David Schirduan issued a challenge: design an RPG that is less than 200 words in length. The contest caught on, attracting over 200 entries, including mine.
My game is about that moment where one person is holding on to another as an irresistible force pulls them apart. The game describes them hanging over an enormous drop, but that could be a metaphor.
Here it is: in Holding On, the game moves inexorably towards a conclusion each time one player blinks, and it is really, really hard to delay blinking more than a few seconds unless you are entirely concentrating on it.
The only actual play report for the game comes from Aleksandra Sontowska. (Thank you so much for trying it Aleksandra!) Her experience was exactly as I expected/feared, but even more so. And her final comment hits the nail right on the head: “it works better as text than in play.”
And it does work as text. I wrote it almost as a little puzzle, so you don’t quite see how it all fits together until the final words; and then it suddenly coheres in your head into something intense and full of potential.

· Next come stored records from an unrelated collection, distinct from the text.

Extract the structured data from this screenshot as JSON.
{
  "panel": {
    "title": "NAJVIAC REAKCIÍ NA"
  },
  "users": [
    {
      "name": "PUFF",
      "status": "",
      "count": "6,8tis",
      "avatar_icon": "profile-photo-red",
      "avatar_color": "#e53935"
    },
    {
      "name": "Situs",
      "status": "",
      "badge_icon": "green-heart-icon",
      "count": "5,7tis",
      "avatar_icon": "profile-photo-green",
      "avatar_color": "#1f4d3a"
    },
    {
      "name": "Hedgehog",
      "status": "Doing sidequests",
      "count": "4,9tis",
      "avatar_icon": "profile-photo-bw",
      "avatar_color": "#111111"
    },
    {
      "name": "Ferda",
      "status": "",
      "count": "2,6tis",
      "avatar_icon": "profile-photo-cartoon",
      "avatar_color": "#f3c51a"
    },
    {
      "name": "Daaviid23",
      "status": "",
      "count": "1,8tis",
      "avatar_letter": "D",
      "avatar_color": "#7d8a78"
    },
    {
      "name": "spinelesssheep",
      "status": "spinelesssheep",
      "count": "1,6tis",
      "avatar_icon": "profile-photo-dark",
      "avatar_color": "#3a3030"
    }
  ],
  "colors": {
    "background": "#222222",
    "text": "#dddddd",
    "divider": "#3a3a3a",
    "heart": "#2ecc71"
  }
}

But the limitation of relying on blinking is carefully chosen, because eye contact is essential to the game, and an autonomic response that can only be held back a short time, and that with great difficulty, is also essential to the game. There’s nothing else that fits, not that I can think of. (People could lift a weight and hold it I guess, but that just feels wrong. Or the game could extend time by relying on multiple eyeblinks, but that would require counting which distracts the players from the experience.)
If anyone comes up with an insight? I’d love to hear about it. Until such time, Holding On will stand as it is – fundamentally broken, but exactly as it should be.